The Challenge
Every summer in New York City, there are close to 200 free, outdoor movie screenings. Some are put on by the parks department, some by non-profits, and others by independent venues. Some screenings might make their way into the pages of Time Out, but there was no single source for discovering a screening near you, and certainly not anything well designed or mobile-based.

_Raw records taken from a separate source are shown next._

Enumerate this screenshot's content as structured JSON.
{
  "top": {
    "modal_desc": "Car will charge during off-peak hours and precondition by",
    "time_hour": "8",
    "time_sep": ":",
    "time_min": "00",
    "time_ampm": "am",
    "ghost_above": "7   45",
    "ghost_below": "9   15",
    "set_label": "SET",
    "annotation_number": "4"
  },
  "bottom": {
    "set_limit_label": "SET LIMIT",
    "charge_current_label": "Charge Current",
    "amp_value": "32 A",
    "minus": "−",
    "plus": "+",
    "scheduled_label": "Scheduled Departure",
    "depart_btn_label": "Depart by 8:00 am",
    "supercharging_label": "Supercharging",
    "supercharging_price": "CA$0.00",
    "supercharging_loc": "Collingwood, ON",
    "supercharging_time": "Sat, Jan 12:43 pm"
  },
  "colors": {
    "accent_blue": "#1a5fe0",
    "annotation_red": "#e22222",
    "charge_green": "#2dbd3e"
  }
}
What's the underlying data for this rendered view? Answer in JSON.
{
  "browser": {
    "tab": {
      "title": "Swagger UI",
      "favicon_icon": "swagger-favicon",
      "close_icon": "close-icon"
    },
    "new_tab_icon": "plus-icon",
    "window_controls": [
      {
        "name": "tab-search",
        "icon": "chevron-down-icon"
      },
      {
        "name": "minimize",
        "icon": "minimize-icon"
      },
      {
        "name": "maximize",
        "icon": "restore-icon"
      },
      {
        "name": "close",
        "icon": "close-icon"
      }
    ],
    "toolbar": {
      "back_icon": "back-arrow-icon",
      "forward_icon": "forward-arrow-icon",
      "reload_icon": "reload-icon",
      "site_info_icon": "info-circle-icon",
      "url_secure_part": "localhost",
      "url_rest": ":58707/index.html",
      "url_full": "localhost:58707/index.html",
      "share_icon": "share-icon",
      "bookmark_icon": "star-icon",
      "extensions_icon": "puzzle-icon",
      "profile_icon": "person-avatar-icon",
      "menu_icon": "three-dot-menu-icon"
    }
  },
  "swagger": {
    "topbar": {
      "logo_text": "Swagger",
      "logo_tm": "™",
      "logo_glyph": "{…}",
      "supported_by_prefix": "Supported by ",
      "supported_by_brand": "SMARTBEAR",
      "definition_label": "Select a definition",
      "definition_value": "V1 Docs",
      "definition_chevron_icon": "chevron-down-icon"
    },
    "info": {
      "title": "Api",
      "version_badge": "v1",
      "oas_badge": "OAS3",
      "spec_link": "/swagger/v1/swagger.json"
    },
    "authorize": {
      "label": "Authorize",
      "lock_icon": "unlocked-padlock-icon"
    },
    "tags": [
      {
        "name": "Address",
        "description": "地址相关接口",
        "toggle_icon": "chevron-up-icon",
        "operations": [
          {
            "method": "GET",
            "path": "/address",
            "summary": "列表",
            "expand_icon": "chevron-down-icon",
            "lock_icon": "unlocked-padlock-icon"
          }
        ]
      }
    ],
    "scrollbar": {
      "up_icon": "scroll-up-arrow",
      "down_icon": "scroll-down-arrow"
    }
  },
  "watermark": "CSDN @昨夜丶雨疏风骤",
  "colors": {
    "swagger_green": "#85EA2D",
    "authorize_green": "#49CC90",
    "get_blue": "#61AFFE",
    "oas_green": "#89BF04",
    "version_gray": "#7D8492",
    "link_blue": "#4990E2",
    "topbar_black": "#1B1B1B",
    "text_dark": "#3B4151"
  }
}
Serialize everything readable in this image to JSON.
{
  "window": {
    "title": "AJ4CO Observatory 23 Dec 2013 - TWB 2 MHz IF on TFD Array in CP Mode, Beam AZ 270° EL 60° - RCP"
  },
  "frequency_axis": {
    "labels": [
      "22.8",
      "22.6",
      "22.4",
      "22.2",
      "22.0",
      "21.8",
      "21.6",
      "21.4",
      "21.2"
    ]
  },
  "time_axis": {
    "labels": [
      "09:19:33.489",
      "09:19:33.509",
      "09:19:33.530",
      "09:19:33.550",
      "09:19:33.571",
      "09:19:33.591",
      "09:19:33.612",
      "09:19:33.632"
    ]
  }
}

Every summer, New Yorkers search for free outdoor movies—but the data lives across broken municipal websites, nonprofit calendars, and outdated PDFs. I knew the city—New Yorkers!—deserved better.
My Process
1. Problem Identification
As an early independent project for Field Studios, the creative agency I ran with Saman Maydani for 5 years, we got to work building City Ciné to solve this civic pain point.
2. Content Modeling
I created a simple content model that mirrored how users plan: by location, by date, or by movie. This intuitive structure made it easy for users to find what they were looking for.
3. End-to-End Development
Data was collected manually from the Parks Department and indie presenters, then structured into a custom WordPress backend. I designed and developed the experience end-to-end, using field-tested UX patterns and a branded identity inspired by French arthouse cinema.
Key Outcomes
- Hundreds of users in the first season, shared by local orgs and blogs
- Reduced frustration in a previously painful info-seeking experience
- Product validated needs without paid ads or SEO

Lessons Learned
City Ciné was built fast, tested live, and designed to solve a real civic pain point. It wasn't hypothetical UX—it was shipping a useful thing and watching people use it.
The project demonstrated the power of identifying real user needs and building solutions that address them directly. By focusing on a specific, underserved audience and creating a mobile-first experience, we were able to validate the concept quickly and gain organic adoption.